Capcom's defense is ridiculous. Any developer putting DLC on the retail disc and wanting to charge later for it are money grubbing bastards.

I think the game 'DLC Quest' fits nicely here.

I'm so sick of DLC. I guess I should be happy I don't buy games until months after release when they're on sale, usually bundled with all DLC released since then. That, or it gets pirated. (I have 285 games on Steam, shush.) Otherwise, I play Indie games, which most of the time are far more enjoyable and provide way better 'bang for the buck' than big publisher titles, namely $60 games. Thanks, Activision, for increasing the price of PC games, it's really what us consumers need with this terrible economy.

So, yeah. The new price of $60 per game with extra costs of DLC available from day 1 = game is completely ignored until it's over half price. You don't increase game sales by charging more and screwing your consumers out of content, you do the opposite.

I really need to continue with my game development..

Guest said:

I thought that I was only missing cole...I feel like a sucker right now,darn it!.Instead of "enjoying this game for years" im going to get a lighter and a trash can pretty soon.

Guest said:

Wow how low companies go to milk there customers. Not enough innovation going on at capcom to make money anymore. Charge 60 bucks for a game and decide to lock content already on a disk to ask money for it later on. You already paid for it once now they wanna dig deeper. Retards.

Guest said:

The morale of the story here is as said above, Speak with your wallets if you don't agree with poor choices publishers or devs make don't buy it then send them an email saying why and that no you won't torrent it.

This way they cannot blame piracy for the lame choices they make and instead have to reflect on giving a better deal or service to the consumer (the ppl who keep them employed.)

Benny26 Benny26, TechSpot Paladin, said:

There's nothing to be on the fence about. DLC is killing the industry, period.

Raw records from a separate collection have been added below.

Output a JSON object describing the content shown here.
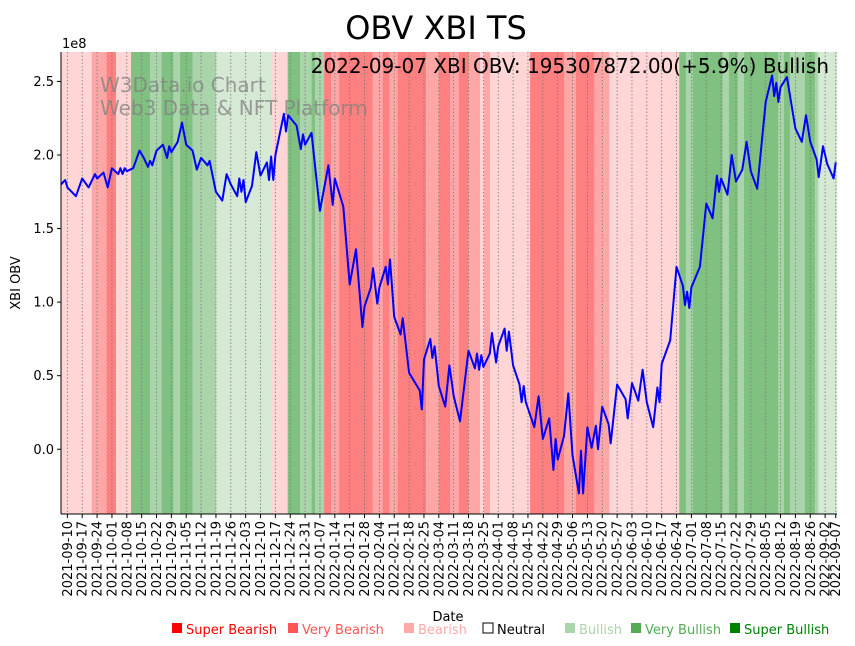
{
  "chart_data": {
    "type": "line",
    "title": "OBV XBI TS",
    "annotation": "2022-09-07 XBI OBV: 195307872.00(+5.9%) Bullish",
    "watermark": [
      "W3Data.io Chart",
      "Web3 Data & NFT Platform"
    ],
    "xlabel": "Date",
    "ylabel": "XBI OBV",
    "y_multiplier_label": "1e8",
    "x_units": "days since 2021-09-07",
    "xlim": [
      0,
      365.6
    ],
    "ylim": [
      -0.44,
      2.7
    ],
    "y_ticks": [
      0.0,
      0.5,
      1.0,
      1.5,
      2.0,
      2.5
    ],
    "y_tick_labels": [
      "0.0",
      "0.5",
      "1.0",
      "1.5",
      "2.0",
      "2.5"
    ],
    "x_tick_first_day": 3,
    "x_tick_step_days": 7,
    "x_tick_last_day": 365,
    "x_tick_labels": [
      "2021-09-10",
      "2021-09-17",
      "2021-09-24",
      "2021-10-01",
      "2021-10-08",
      "2021-10-15",
      "2021-10-22",
      "2021-10-29",
      "2021-11-05",
      "2021-11-12",
      "2021-11-19",
      "2021-11-26",
      "2021-12-03",
      "2021-12-10",
      "2021-12-17",
      "2021-12-24",
      "2021-12-31",
      "2022-01-07",
      "2022-01-14",
      "2022-01-21",
      "2022-01-28",
      "2022-02-04",
      "2022-02-11",
      "2022-02-18",
      "2022-02-25",
      "2022-03-04",
      "2022-03-11",
      "2022-03-18",
      "2022-03-25",
      "2022-04-01",
      "2022-04-08",
      "2022-04-15",
      "2022-04-22",
      "2022-04-29",
      "2022-05-06",
      "2022-05-13",
      "2022-05-20",
      "2022-05-27",
      "2022-06-03",
      "2022-06-10",
      "2022-06-17",
      "2022-06-24",
      "2022-07-01",
      "2022-07-08",
      "2022-07-15",
      "2022-07-22",
      "2022-07-29",
      "2022-08-05",
      "2022-08-12",
      "2022-08-19",
      "2022-08-26",
      "2022-09-02",
      "2022-09-07"
    ],
    "grid": "x-dotted",
    "series": [
      {
        "name": "XBI OBV (1e8)",
        "color": "#0000ff",
        "points": [
          [
            0,
            1.8
          ],
          [
            2,
            1.83
          ],
          [
            3,
            1.78
          ],
          [
            7,
            1.72
          ],
          [
            10,
            1.84
          ],
          [
            13,
            1.78
          ],
          [
            16,
            1.87
          ],
          [
            17,
            1.84
          ],
          [
            20,
            1.88
          ],
          [
            22,
            1.78
          ],
          [
            24,
            1.91
          ],
          [
            27,
            1.87
          ],
          [
            28,
            1.91
          ],
          [
            29,
            1.87
          ],
          [
            30,
            1.91
          ],
          [
            31,
            1.89
          ],
          [
            34,
            1.91
          ],
          [
            37,
            2.03
          ],
          [
            39,
            1.98
          ],
          [
            41,
            1.92
          ],
          [
            42,
            1.96
          ],
          [
            43,
            1.93
          ],
          [
            45,
            2.03
          ],
          [
            48,
            2.07
          ],
          [
            50,
            1.98
          ],
          [
            51,
            2.06
          ],
          [
            52,
            2.02
          ],
          [
            55,
            2.09
          ],
          [
            57,
            2.22
          ],
          [
            59,
            2.07
          ],
          [
            62,
            2.03
          ],
          [
            64,
            1.9
          ],
          [
            66,
            1.98
          ],
          [
            69,
            1.93
          ],
          [
            70,
            1.96
          ],
          [
            73,
            1.75
          ],
          [
            76,
            1.69
          ],
          [
            78,
            1.87
          ],
          [
            80,
            1.8
          ],
          [
            83,
            1.72
          ],
          [
            84,
            1.84
          ],
          [
            85,
            1.75
          ],
          [
            86,
            1.83
          ],
          [
            87,
            1.68
          ],
          [
            90,
            1.79
          ],
          [
            92,
            2.02
          ],
          [
            94,
            1.86
          ],
          [
            97,
            1.95
          ],
          [
            98,
            1.83
          ],
          [
            99,
            1.99
          ],
          [
            100,
            1.83
          ],
          [
            101,
            2.0
          ],
          [
            105,
            2.28
          ],
          [
            106,
            2.16
          ],
          [
            107,
            2.27
          ],
          [
            111,
            2.2
          ],
          [
            113,
            2.04
          ],
          [
            114,
            2.14
          ],
          [
            115,
            2.07
          ],
          [
            118,
            2.15
          ],
          [
            122,
            1.62
          ],
          [
            126,
            1.93
          ],
          [
            128,
            1.66
          ],
          [
            129,
            1.84
          ],
          [
            133,
            1.65
          ],
          [
            136,
            1.12
          ],
          [
            139,
            1.36
          ],
          [
            142,
            0.83
          ],
          [
            143,
            0.97
          ],
          [
            146,
            1.1
          ],
          [
            147,
            1.23
          ],
          [
            149,
            0.99
          ],
          [
            150,
            1.1
          ],
          [
            153,
            1.24
          ],
          [
            154,
            1.12
          ],
          [
            155,
            1.29
          ],
          [
            157,
            0.9
          ],
          [
            160,
            0.78
          ],
          [
            161,
            0.89
          ],
          [
            164,
            0.52
          ],
          [
            169,
            0.4
          ],
          [
            170,
            0.27
          ],
          [
            171,
            0.61
          ],
          [
            174,
            0.75
          ],
          [
            175,
            0.62
          ],
          [
            176,
            0.7
          ],
          [
            178,
            0.43
          ],
          [
            181,
            0.29
          ],
          [
            183,
            0.57
          ],
          [
            185,
            0.36
          ],
          [
            188,
            0.19
          ],
          [
            192,
            0.67
          ],
          [
            195,
            0.55
          ],
          [
            196,
            0.65
          ],
          [
            197,
            0.54
          ],
          [
            198,
            0.64
          ],
          [
            199,
            0.56
          ],
          [
            202,
            0.65
          ],
          [
            203,
            0.79
          ],
          [
            205,
            0.59
          ],
          [
            206,
            0.7
          ],
          [
            209,
            0.82
          ],
          [
            210,
            0.67
          ],
          [
            211,
            0.8
          ],
          [
            213,
            0.57
          ],
          [
            216,
            0.44
          ],
          [
            217,
            0.32
          ],
          [
            218,
            0.43
          ],
          [
            219,
            0.32
          ],
          [
            223,
            0.15
          ],
          [
            225,
            0.36
          ],
          [
            227,
            0.07
          ],
          [
            230,
            0.21
          ],
          [
            232,
            -0.14
          ],
          [
            233,
            0.07
          ],
          [
            234,
            -0.07
          ],
          [
            237,
            0.09
          ],
          [
            239,
            0.38
          ],
          [
            241,
            -0.04
          ],
          [
            244,
            -0.3
          ],
          [
            245,
            -0.01
          ],
          [
            246,
            -0.3
          ],
          [
            248,
            0.15
          ],
          [
            250,
            0.01
          ],
          [
            252,
            0.16
          ],
          [
            253,
            0.0
          ],
          [
            255,
            0.29
          ],
          [
            258,
            0.17
          ],
          [
            259,
            0.04
          ],
          [
            262,
            0.44
          ],
          [
            266,
            0.34
          ],
          [
            267,
            0.21
          ],
          [
            269,
            0.45
          ],
          [
            272,
            0.33
          ],
          [
            274,
            0.54
          ],
          [
            276,
            0.32
          ],
          [
            279,
            0.15
          ],
          [
            281,
            0.42
          ],
          [
            282,
            0.32
          ],
          [
            283,
            0.58
          ],
          [
            287,
            0.74
          ],
          [
            290,
            1.24
          ],
          [
            293,
            1.11
          ],
          [
            294,
            0.98
          ],
          [
            295,
            1.07
          ],
          [
            296,
            0.96
          ],
          [
            297,
            1.1
          ],
          [
            301,
            1.24
          ],
          [
            304,
            1.67
          ],
          [
            307,
            1.57
          ],
          [
            309,
            1.86
          ],
          [
            310,
            1.75
          ],
          [
            311,
            1.84
          ],
          [
            314,
            1.73
          ],
          [
            316,
            2.0
          ],
          [
            318,
            1.82
          ],
          [
            321,
            1.9
          ],
          [
            323,
            2.09
          ],
          [
            325,
            1.89
          ],
          [
            328,
            1.77
          ],
          [
            332,
            2.36
          ],
          [
            335,
            2.54
          ],
          [
            336,
            2.4
          ],
          [
            337,
            2.49
          ],
          [
            338,
            2.36
          ],
          [
            339,
            2.46
          ],
          [
            342,
            2.53
          ],
          [
            346,
            2.18
          ],
          [
            349,
            2.09
          ],
          [
            351,
            2.27
          ],
          [
            353,
            2.09
          ],
          [
            356,
            1.97
          ],
          [
            357,
            1.85
          ],
          [
            359,
            2.06
          ],
          [
            361,
            1.94
          ],
          [
            364,
            1.84
          ],
          [
            365,
            1.95
          ]
        ]
      }
    ],
    "sentiment_bands": [
      [
        0,
        14.5,
        "Bearish"
      ],
      [
        14.5,
        21.5,
        "Very Bearish"
      ],
      [
        21.5,
        25.9,
        "Super Bearish"
      ],
      [
        25.9,
        33,
        "Bearish"
      ],
      [
        33,
        41.9,
        "Super Bullish"
      ],
      [
        41.9,
        47.4,
        "Very Bullish"
      ],
      [
        47.4,
        52.9,
        "Super Bullish"
      ],
      [
        52.9,
        56.1,
        "Very Bullish"
      ],
      [
        56.1,
        62,
        "Super Bullish"
      ],
      [
        62,
        73,
        "Very Bullish"
      ],
      [
        73,
        99.5,
        "Bullish"
      ],
      [
        99.5,
        106.8,
        "Bearish"
      ],
      [
        106.8,
        112.6,
        "Super Bullish"
      ],
      [
        112.6,
        118.1,
        "Very Bullish"
      ],
      [
        118.1,
        119.7,
        "Super Bullish"
      ],
      [
        119.7,
        124,
        "Very Bullish"
      ],
      [
        124,
        127.2,
        "Super Bearish"
      ],
      [
        127.2,
        131.1,
        "Very Bearish"
      ],
      [
        131.1,
        146.8,
        "Super Bearish"
      ],
      [
        146.8,
        151.6,
        "Very Bearish"
      ],
      [
        151.6,
        154.7,
        "Super Bearish"
      ],
      [
        154.7,
        158.6,
        "Very Bearish"
      ],
      [
        158.6,
        172,
        "Super Bearish"
      ],
      [
        172,
        178.1,
        "Very Bearish"
      ],
      [
        178.1,
        183.3,
        "Super Bearish"
      ],
      [
        183.3,
        187.5,
        "Very Bearish"
      ],
      [
        187.5,
        191.9,
        "Super Bearish"
      ],
      [
        191.9,
        197.4,
        "Very Bearish"
      ],
      [
        197.4,
        199.3,
        "Bearish"
      ],
      [
        199.3,
        202.1,
        "Very Bearish"
      ],
      [
        202.1,
        221,
        "Bearish"
      ],
      [
        221,
        237,
        "Super Bearish"
      ],
      [
        237,
        242.6,
        "Very Bearish"
      ],
      [
        242.6,
        251.2,
        "Super Bearish"
      ],
      [
        251.2,
        258.3,
        "Very Bearish"
      ],
      [
        258.3,
        291.3,
        "Bearish"
      ],
      [
        291.3,
        294.4,
        "Super Bullish"
      ],
      [
        294.4,
        297.6,
        "Very Bullish"
      ],
      [
        297.6,
        311.7,
        "Super Bullish"
      ],
      [
        311.7,
        314.7,
        "Very Bullish"
      ],
      [
        314.7,
        318.8,
        "Super Bullish"
      ],
      [
        318.8,
        321.8,
        "Very Bullish"
      ],
      [
        321.8,
        337.9,
        "Super Bullish"
      ],
      [
        337.9,
        340.6,
        "Very Bullish"
      ],
      [
        340.6,
        343.4,
        "Super Bullish"
      ],
      [
        343.4,
        350.5,
        "Very Bullish"
      ],
      [
        350.5,
        355.2,
        "Super Bullish"
      ],
      [
        355.2,
        356.8,
        "Very Bullish"
      ],
      [
        356.8,
        365.6,
        "Bullish"
      ]
    ],
    "band_colors": {
      "Super Bearish": "#ff8080",
      "Very Bearish": "#ffa6a6",
      "Bearish": "#ffd5d5",
      "Bullish": "#d5e9d5",
      "Very Bullish": "#aad4aa",
      "Super Bullish": "#80c080"
    },
    "legend": {
      "placement": "bottom",
      "items": [
        {
          "label": "Super Bearish",
          "color": "#ff0000"
        },
        {
          "label": "Very Bearish",
          "color": "#ff5555"
        },
        {
          "label": "Bearish",
          "color": "#ffaaaa"
        },
        {
          "label": "Neutral",
          "color": "#ffffff"
        },
        {
          "label": "Bullish",
          "color": "#aad4aa"
        },
        {
          "label": "Very Bullish",
          "color": "#55aa55"
        },
        {
          "label": "Super Bullish",
          "color": "#008000"
        }
      ]
    }
  }
}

You might think, "but this is giving developers extra revenue, surely they'll make better games!", but you would be wrong. DLC is nothing more than a test to see how far they can drive the knife into your back before your reflex kicks in. It doesn't matter how it is done, whether cosmetic or otherwise, it's something that needs to die off quickly or we'll see our games devolve into lazily done "works of art" where the developer/publisher can chop the game to bits then "claim" it was done after the game was finished.

(See: EA @ [link] )

This reminds me of Saints Row: The Third.

The game wasn't up to standards anyway with its big lack of content on the previous game, so when people discovered the huge sum of "Disc Locked Content" that came with it, you can imagine the anger. I for one wasn't jumping around in joy over it. If anything, It'll really make me question any future games from Volition.

I like to imagine what a game like Grand Theft Auto - San Andreas would have been like had it been made a few years later. Although Rockstar are not seen as a generally "bad" company in that department, you can sort of imagine how stripped down all that content would have been.